Earlier this year, headlines across the country blared an alarming finding: methane emissions from oil and gas could be 60 percent higher than what federal data suggest. Coverage from USA TODAY and Time, among many others, painted a picture of shale gas that was far different than what multiple scientific assessments have concluded.

But a new study, published today by the Proceedings of the National Academy of Sciences (PNAS), shows how the earlier finding of higher-than-expected methane leakage could itself be a result of how top-down aircraft measurements are extrapolated to annual averages. The research team was led by Dr. Timothy Vaughn at Colorado State University, who was joined by experts from the University of Colorado, the National Oceanic and Atmospheric Administration, and the National Renewable Energy Laboratory, among others.

The new research has implications for earlier studies that employed what’s known as top-down (TD) inventories, where scientists would fly over producing areas and record how much methane they encountered. Curiously, these types of studies have traditionally found higher emissions than those taking measurements on site, or so-called bottom-up (BU) inventories. Some researchers have suggested that TD inventories are capturing so-called “super-emitters” that cannot be captured in BU inventories. The study that alleged emissions were 60 percent higher than U.S. EPA data used TD measurements.

What today’s study shows, however, is that top-down measurements can significantly inflate methane emissions from oil and gas operations if they are assumed to occur continuously. One reason is because TD inventories often measure emissions during snapshots in time during the afternoon while routine maintenance activities are occurring. Maintenance typically only lasts a few hours, but TD inventories in the past have assumed the measurements are representative of operations all the time.

Dynamic Emissions

Methane emissions from oil and gas sites are dynamic and temporal. Measurements taken during flyovers typically occur in the late afternoon, which are often when emissions are “amplified” due to onsite maintenance activities. As a result, those measurements are not necessarily representative of the average emissions profile of a particular operation, much less an entire producing basin.

How do we know that? Because the researchers confirmed it in the study released today. As the study notes:

“Study area total emissions exhibited significant variability throughout the day. On both days of the study period, modeled emissions peaked during mid-afternoon hours due to MLUs performed and recorded by production facility operators.” (emphasis added)
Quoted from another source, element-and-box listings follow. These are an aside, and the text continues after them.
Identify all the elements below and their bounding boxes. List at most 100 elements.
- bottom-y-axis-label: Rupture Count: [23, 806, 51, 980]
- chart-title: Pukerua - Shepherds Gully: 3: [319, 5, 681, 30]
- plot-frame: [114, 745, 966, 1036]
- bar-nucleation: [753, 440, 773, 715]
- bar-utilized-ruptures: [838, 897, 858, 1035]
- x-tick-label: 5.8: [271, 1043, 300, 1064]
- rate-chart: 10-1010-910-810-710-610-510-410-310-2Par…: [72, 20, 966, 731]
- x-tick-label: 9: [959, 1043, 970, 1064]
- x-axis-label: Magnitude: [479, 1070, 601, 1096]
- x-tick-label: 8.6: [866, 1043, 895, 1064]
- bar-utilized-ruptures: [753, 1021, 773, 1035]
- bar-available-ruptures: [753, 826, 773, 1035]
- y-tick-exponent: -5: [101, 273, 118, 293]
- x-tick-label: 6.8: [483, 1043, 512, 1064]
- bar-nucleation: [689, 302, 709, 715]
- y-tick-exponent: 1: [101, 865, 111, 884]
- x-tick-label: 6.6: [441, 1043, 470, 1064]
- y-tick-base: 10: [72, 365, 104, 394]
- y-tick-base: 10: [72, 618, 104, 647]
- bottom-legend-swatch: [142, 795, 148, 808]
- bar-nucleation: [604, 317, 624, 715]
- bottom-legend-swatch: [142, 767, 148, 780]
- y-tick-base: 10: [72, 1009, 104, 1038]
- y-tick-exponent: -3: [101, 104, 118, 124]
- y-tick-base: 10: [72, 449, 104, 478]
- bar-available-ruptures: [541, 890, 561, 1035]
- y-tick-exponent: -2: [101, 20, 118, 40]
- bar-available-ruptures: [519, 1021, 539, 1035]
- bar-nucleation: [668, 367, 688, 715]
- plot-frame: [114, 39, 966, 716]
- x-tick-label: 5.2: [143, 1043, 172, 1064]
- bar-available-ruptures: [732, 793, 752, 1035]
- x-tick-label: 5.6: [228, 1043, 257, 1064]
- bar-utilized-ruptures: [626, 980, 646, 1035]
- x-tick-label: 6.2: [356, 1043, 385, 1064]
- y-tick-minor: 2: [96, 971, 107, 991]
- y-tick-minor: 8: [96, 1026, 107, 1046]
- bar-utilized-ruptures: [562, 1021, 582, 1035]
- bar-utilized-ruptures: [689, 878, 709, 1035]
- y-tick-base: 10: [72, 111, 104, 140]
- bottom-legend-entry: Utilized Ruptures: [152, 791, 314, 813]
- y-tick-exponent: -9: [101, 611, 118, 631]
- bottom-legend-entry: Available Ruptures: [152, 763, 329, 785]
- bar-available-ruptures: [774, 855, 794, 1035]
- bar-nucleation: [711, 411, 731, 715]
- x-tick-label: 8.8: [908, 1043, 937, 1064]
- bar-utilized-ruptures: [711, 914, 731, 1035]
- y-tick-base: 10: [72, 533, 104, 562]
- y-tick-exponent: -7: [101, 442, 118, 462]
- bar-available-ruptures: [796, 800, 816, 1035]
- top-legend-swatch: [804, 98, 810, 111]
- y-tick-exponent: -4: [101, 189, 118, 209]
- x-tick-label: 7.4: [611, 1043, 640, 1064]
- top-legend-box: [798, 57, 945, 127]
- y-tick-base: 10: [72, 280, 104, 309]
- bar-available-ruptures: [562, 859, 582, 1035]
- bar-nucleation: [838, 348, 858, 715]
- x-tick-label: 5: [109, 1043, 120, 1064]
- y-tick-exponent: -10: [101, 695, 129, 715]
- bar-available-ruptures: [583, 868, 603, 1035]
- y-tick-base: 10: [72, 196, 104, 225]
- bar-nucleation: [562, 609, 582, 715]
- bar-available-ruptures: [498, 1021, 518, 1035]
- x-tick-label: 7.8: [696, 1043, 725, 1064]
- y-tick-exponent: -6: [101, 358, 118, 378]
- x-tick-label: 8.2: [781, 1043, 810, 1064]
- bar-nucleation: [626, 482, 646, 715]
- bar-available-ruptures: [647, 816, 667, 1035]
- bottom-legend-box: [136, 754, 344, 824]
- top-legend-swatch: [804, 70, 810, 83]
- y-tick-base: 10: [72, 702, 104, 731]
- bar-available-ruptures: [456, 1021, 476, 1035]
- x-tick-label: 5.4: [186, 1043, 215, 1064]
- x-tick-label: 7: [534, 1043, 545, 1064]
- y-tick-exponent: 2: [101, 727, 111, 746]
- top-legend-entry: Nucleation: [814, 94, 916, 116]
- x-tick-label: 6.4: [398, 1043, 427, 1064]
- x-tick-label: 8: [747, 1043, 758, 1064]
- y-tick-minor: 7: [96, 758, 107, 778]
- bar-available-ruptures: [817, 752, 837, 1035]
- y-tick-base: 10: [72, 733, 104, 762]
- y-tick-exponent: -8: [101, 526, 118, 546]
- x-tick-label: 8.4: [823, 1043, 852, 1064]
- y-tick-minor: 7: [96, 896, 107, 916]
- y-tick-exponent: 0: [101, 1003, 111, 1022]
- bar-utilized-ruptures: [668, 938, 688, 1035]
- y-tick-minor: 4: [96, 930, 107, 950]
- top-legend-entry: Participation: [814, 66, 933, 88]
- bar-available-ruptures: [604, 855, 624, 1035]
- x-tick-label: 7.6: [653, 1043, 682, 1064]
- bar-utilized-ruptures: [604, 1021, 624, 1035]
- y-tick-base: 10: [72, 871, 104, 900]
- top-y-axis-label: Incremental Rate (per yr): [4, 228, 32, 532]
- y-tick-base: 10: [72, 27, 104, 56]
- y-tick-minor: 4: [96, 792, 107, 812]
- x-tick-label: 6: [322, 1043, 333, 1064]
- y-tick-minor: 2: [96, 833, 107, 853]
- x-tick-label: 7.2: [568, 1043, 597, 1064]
To address this problem, the researchers took concurrent measurements on site in the Fayetteville basin in Arkansas while they were also taking flyover measurements. By comparing the top-down and bottom-up techniques during the same time, the researchers were able to complete a first-of-its-kind reconciliation.

In other words, top-down inventories performed without an accompanying understanding of bottom-up operations aren’t necessarily giving us an accurate picture of average emissions. Rather than confirming the existence of “super-emitters,” TD studies may suggest average emissions are far higher than they actually are. In the study published today, the researchers were able to largely close the gap between their TD and BU measurements by considering the timing of emissions events and not over-extrapolating the TD findings.

There is nothing, then, that requires the presence of “super-emitters” to explain higher emissions in top-down studies for this particular basin.

Getting an Accurate Picture

Today’s study benefited from concurrent onsite measurements, which were done in cooperation with several oil and gas companies operating in the basin. This is what allowed them to reconcile top-down and bottom-up measurements, and thus provide us with a clearer picture of methane emissions from oil and gas sites.

The key takeaway is that industry cooperation is critical to having scientifically valid results. As the researchers showed, top-down measurements may be capturing events that are temporary, particularly daily maintenance activities such as manual liquids unloadings. Not being able to compare those data against data obtained onsite was previously a major limitation of the results obtained during TD studies.  Prior TD researches have posed various theories for their higher emission findings; the authors of the paper released today designed a comprehensive, rigorous study to reconcile differences between TD and BU measurements, based on actual events and evidence.

It’s important to stress that today’s study doesn’t necessarily “debunk” prior research, although it does provide a reasonable explanation as to why top-down measurements show methane emissions to be higher than other findings. As a result, TD measurements should be assessed with care and caution, as they could very well be conveying an operational picture that does not exist.

Today’s study also provides strong evidence that similar reconciliations between TD and BU measurements need to occur in other basins to get a better handle on methane emissions.

Policy Implications

Are methane emissions higher than EPA estimates? A large body of research already corroborates EPA’s data, but there have been a handful of studies – often widely covered by the media – that have succeeded in sowing doubt about methane emissions. The study released today, however, may provide a scientific blueprint for studying methane in additional basins across the country.

In a dynamic operating environment where workers primarily work during the daytime, the timing of measurements matter.  As the authors note: “Careful consideration of all factors influencing methane emissions—including temporal variation—is necessary in scientific and policy discussions to develop effective strategies for mitigating greenhouse gas emissions from natural gas infrastructure.”

This study may also be useful in state and federal regulatory proceedings. If nothing else, what the researchers demonstrated is that the underlying assumptions and extrapolations of prior methane studies – especially those being used to guide public policy – need to be carefully scrutinized.